En Guinée, les Web TV devront encore patienter avant d’obtenir une reconnaissance pleine et entière. Le lundi 4 août, la Haute Autorité de la Communication (HAC) a réaffirmé sa décision de maintenir l’interdiction faite à ces plateformes numériques de couvrir les événements officiels et les manifestations publiques.
Lors d’une réunion tenue avec les représentants de l’Union Nationale des Télévisions Web, l’organe de régulation a été clair : les Web TV ne pourront bénéficier des mêmes droits que les chaînes classiques que si elles se conforment aux obligations légales. Cela inclut l’enregistrement administratif, l’immatriculation fiscale, ainsi que l’obtention d’une autorisation formelle d’exercice.
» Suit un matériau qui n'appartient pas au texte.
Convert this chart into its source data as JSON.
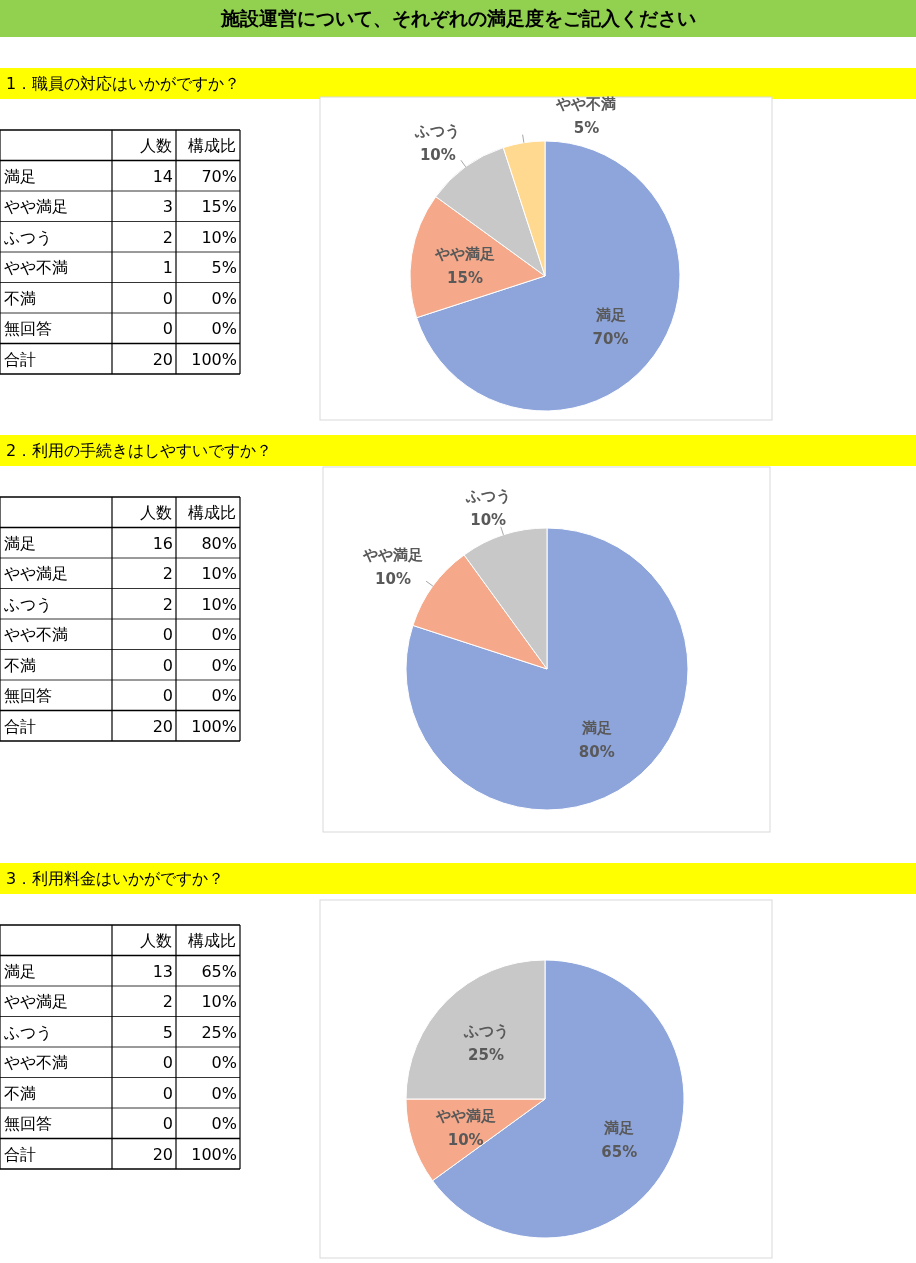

Face à cette position ferme, les promoteurs des Web TV ont exprimé leur volonté de se conformer, tout en appelant à une actualisation du cadre juridique, notamment une réforme de la loi sur la presse, afin de mieux intégrer et encadrer l’émergence des médias digitaux dans l’écosystème médiatique guinéen.
La HAC, pour sa part, met en garde contre toute infraction à cette interdiction, en précisant que des sanctions seront systématiquement appliquées en cas de non-respect.
Une situation qui relance le débat sur la reconnaissance institutionnelle des médias en ligne dans un paysage médiatique en pleine mutation.